The sale of .org a big concern for non-profit organizations
A private equity firm will soon run the internet’s top domain name extension for non-profits after purchasing the non-profit organization that runs it. Millions of non-profits around the world rely on .org domain. Yet, the Internet Society, the American nonprofit organization founded in 1992 to provide leadership in internet-related standards, decided to sell it, causing concern that fees to renew domain names will drastically increase in order for the firm to recoup its billion-dollar investment.
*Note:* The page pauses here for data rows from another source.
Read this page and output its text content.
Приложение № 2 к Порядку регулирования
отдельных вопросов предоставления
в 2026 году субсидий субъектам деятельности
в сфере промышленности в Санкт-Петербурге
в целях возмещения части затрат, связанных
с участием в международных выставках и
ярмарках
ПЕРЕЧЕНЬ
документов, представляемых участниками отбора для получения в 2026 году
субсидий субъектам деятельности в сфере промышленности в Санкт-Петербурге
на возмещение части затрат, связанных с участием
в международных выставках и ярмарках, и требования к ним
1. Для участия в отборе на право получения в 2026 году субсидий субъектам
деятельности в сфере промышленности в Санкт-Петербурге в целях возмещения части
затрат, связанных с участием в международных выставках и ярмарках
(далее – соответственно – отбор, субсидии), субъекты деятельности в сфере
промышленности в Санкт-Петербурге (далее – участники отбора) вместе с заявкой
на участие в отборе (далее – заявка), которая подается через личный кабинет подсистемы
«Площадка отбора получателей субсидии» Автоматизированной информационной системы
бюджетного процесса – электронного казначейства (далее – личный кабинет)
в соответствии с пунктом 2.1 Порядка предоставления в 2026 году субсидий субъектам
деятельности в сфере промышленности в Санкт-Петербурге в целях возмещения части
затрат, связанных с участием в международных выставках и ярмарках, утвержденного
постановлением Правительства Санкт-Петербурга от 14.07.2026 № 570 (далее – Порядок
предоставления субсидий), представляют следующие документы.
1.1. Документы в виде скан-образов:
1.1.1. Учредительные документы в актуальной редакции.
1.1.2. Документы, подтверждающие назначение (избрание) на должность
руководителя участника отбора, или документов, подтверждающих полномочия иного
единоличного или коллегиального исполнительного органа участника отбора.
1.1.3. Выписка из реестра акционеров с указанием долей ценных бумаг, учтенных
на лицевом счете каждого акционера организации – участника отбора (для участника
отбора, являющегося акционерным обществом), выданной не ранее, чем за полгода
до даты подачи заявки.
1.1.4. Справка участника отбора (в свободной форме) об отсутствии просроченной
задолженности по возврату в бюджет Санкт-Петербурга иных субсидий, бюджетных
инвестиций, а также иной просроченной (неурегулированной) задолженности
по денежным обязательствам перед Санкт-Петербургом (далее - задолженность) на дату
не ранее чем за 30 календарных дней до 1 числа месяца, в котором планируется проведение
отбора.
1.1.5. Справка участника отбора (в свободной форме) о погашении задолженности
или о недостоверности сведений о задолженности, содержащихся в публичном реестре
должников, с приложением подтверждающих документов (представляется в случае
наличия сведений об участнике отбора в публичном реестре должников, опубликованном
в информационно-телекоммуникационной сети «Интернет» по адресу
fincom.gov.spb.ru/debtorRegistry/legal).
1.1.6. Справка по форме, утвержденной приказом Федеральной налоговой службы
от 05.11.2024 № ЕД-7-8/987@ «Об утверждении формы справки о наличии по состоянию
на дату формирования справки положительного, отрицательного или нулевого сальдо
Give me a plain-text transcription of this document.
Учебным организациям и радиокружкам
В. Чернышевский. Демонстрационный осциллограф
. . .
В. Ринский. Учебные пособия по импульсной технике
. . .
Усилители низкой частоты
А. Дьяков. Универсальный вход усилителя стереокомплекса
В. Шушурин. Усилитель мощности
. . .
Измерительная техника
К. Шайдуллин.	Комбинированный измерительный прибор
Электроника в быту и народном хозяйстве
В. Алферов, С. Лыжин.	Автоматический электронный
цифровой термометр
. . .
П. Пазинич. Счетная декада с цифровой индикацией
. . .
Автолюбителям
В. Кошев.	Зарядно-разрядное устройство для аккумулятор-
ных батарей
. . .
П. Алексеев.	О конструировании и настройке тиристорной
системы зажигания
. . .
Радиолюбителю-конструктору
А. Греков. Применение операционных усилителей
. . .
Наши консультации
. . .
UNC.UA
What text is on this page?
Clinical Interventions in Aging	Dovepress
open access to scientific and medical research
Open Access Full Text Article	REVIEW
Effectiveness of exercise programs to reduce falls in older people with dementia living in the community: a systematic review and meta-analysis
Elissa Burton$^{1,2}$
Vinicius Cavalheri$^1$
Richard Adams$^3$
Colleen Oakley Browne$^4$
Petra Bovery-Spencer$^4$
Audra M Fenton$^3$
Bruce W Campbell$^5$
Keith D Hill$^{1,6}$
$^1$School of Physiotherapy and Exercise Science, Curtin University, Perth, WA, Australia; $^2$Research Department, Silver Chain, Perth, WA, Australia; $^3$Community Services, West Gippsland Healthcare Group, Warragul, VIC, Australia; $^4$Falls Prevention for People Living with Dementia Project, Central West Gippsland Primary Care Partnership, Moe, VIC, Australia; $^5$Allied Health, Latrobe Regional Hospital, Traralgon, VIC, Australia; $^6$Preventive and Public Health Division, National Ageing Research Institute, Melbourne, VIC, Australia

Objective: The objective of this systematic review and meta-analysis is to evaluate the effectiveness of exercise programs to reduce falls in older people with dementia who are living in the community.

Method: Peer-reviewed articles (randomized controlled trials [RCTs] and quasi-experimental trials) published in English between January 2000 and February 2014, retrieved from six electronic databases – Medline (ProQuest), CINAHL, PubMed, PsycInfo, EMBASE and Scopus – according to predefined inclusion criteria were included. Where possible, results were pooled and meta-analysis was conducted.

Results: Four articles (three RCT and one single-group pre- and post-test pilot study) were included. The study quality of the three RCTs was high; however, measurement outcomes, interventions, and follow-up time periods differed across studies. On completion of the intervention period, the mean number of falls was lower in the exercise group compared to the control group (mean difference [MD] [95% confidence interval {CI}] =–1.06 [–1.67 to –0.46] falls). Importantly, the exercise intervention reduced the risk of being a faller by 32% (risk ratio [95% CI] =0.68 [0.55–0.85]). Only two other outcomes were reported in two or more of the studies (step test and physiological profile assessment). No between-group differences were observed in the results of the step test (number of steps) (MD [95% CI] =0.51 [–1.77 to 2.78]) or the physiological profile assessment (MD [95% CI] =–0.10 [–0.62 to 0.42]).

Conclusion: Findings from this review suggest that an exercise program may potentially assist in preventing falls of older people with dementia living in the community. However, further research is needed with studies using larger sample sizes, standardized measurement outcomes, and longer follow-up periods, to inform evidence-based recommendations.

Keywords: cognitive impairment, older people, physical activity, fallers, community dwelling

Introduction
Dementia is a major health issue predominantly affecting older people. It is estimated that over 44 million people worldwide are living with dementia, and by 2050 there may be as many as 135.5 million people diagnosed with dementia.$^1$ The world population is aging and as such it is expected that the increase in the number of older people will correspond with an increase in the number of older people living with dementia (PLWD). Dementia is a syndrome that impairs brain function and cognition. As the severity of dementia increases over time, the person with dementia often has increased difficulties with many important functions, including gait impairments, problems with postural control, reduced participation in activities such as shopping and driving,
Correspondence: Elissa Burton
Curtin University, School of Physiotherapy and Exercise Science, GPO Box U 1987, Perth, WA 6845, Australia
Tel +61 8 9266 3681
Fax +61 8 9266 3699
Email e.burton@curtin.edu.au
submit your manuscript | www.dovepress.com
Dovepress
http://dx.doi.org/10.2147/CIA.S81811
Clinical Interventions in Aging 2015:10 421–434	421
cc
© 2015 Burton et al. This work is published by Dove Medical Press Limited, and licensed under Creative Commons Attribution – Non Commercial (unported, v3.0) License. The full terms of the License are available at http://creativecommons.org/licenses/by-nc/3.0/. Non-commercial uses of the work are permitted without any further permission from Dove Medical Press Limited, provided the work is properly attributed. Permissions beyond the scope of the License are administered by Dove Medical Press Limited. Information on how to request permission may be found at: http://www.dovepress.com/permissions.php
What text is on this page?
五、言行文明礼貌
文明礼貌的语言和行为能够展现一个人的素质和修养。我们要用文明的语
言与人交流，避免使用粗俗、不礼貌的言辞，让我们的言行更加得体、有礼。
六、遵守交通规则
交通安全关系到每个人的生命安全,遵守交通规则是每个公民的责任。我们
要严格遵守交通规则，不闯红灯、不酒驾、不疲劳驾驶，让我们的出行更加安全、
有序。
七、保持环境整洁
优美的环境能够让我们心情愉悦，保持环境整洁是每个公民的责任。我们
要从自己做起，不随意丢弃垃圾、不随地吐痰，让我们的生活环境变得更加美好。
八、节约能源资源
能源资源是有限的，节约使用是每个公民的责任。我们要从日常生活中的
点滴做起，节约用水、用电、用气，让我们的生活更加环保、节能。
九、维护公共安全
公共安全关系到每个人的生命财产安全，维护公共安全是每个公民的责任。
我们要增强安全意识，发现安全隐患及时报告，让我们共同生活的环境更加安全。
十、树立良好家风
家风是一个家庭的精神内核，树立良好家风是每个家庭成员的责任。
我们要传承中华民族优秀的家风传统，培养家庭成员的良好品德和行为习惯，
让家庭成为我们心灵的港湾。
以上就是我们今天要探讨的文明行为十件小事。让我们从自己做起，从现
Proponents of the deal reasoned that competition will keep renewal prices in check, but non-profit associations with established web addresses are wary to risk changing their web address and losing their online identity—in doing so, organizations may not be found by clients and donors under a new web address.

Stop the onslaught of annoying robocalls
Consumer Action signed on to support public testimony to the U.S. House of Representative's Subcommittee On Communications and Technology regarding potential legislative solutions to the rampant problem of illegal scam and spoofed robocalls.

Is Mercedes-Benz cheating us out of clean air?
Mercedes-Benz stands accused of installing cheat devices into its diesel vehicles to evade U.S. emissions laws at the expense of consumers and the environment. Consumer Action joined advocates in urging Congress to help hold Mercedes accountable.